DONIPHAN -- A Region 8 student refuses to wear a dress to her 8th grade graduation, bringing a school's unwritten policy to an end.  Heather Williams was just another student in her class of 120 when she graduated from Doniphan Jr. High last Friday.  However, she was the only girl to ever wear pants and walk through the ceremony.

"Girls should not have to wear dresses to be able to do something big," said Williams.
The school has an unwritten policy that says girls must wear skirts or dresses for graduation.  Williams' mother Tracie Turner contacted the American Civil Liberties Union in St. Louis for help.
"The student was told that she would not be allowed to participate in any graduation activities unless she was wearing a dress. Not only would she not be able to walk in the processional, but she would not be able to sit with her fellow graduates and they would not even read her name at graduation. Essentially erasing her from the roll of graduates," said Denise Lieberman of the ACLU.
Heather's mother called the school after receiving a parent's note on May 3rd.
"Their response was that they had always done it and they could not change this late in the year or they would have total chaos and that girls just looked prettier in dresses," said Tuner.
For years women have been fighting for their rights and Heather Williams says that's all she was really trying to do was stand up for herself, and the ACLU agreed.
"We felt that the school's policy sent a message that even though Heather met all the academic requirements to graduate she wasn't fit to graduate from Doniphan Middle School unless she was wearing a dress. We just felt that was a tragic message to send not just to Heather but to all girls," said Lieberman.
The school eventually changed the policy for Heather, but says it was not because of legal action from the ACLU.
Superintendent Dr. Steve Bounds said, "There were some extenuating circumstances that I really can't go into detail on. Some issues involving the young lady in the past and that's why we made the exception to our policy for this particular graduation ceremony."
But Heather's mother says it was a lesson learned.
"I wanted to follow through and make sure that Heather knew that she did have rights, especially as a female and she does have rights and she can stand up and fight for them," said Turner.

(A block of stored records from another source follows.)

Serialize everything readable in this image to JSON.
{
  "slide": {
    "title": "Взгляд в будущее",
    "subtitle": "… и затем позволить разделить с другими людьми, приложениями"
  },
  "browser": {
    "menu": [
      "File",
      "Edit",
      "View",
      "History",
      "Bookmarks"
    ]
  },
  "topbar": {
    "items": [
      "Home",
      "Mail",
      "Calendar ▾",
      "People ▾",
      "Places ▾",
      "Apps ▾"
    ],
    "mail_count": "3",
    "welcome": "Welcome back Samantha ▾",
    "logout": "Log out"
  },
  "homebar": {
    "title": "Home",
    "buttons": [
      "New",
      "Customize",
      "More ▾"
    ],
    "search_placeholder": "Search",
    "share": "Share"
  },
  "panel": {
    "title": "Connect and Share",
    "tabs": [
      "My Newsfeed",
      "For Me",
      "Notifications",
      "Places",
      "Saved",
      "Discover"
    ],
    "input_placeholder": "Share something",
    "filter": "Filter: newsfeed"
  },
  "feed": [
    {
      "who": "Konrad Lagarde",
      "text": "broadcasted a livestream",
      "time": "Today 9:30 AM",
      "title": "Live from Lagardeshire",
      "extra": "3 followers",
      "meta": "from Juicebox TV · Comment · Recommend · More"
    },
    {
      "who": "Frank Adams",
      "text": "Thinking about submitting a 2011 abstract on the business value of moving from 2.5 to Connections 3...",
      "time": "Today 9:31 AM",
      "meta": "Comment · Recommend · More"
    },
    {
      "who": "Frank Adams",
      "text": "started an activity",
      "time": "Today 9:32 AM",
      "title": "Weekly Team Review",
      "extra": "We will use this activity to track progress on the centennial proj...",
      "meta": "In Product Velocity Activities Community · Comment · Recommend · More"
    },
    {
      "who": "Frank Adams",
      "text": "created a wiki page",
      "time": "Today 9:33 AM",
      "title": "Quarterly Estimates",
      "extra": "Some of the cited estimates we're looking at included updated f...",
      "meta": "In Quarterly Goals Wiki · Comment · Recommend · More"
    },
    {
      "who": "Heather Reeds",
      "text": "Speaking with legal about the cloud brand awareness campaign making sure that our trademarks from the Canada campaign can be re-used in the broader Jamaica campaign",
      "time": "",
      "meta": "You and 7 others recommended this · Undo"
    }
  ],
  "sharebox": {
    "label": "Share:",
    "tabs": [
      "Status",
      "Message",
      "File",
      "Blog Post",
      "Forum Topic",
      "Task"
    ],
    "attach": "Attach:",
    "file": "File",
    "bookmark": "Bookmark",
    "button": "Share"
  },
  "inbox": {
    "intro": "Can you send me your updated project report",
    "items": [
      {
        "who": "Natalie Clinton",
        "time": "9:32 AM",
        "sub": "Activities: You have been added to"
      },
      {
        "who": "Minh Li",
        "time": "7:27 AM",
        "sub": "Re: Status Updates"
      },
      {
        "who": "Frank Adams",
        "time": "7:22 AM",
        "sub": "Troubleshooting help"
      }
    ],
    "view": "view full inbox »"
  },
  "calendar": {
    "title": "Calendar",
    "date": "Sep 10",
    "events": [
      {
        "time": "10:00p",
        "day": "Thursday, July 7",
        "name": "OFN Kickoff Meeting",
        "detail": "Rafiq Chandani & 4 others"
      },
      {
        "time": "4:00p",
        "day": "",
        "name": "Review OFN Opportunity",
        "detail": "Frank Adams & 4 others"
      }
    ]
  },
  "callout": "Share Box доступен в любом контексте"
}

Williams said, "A long time ago, girls didn't have a choice at all. We didn't get to vote or anything and since we have more rights now, we should be able to express our rights."

But will the policy change in the future?
"We don't really anticipate any major changes to the policy. The policy is legally sound. It's an option for the students, they are not required to participate in the graduation ceremony, so it's more of a privilege than a right, so to speak," said Dr. Bounds.

And so next year's graduates may have to skirt the issue again.  Right now the ACLU says they do not plan to drop Williams' lawsuit, but will continue to pressure the Doniphan Middle School to change their policy.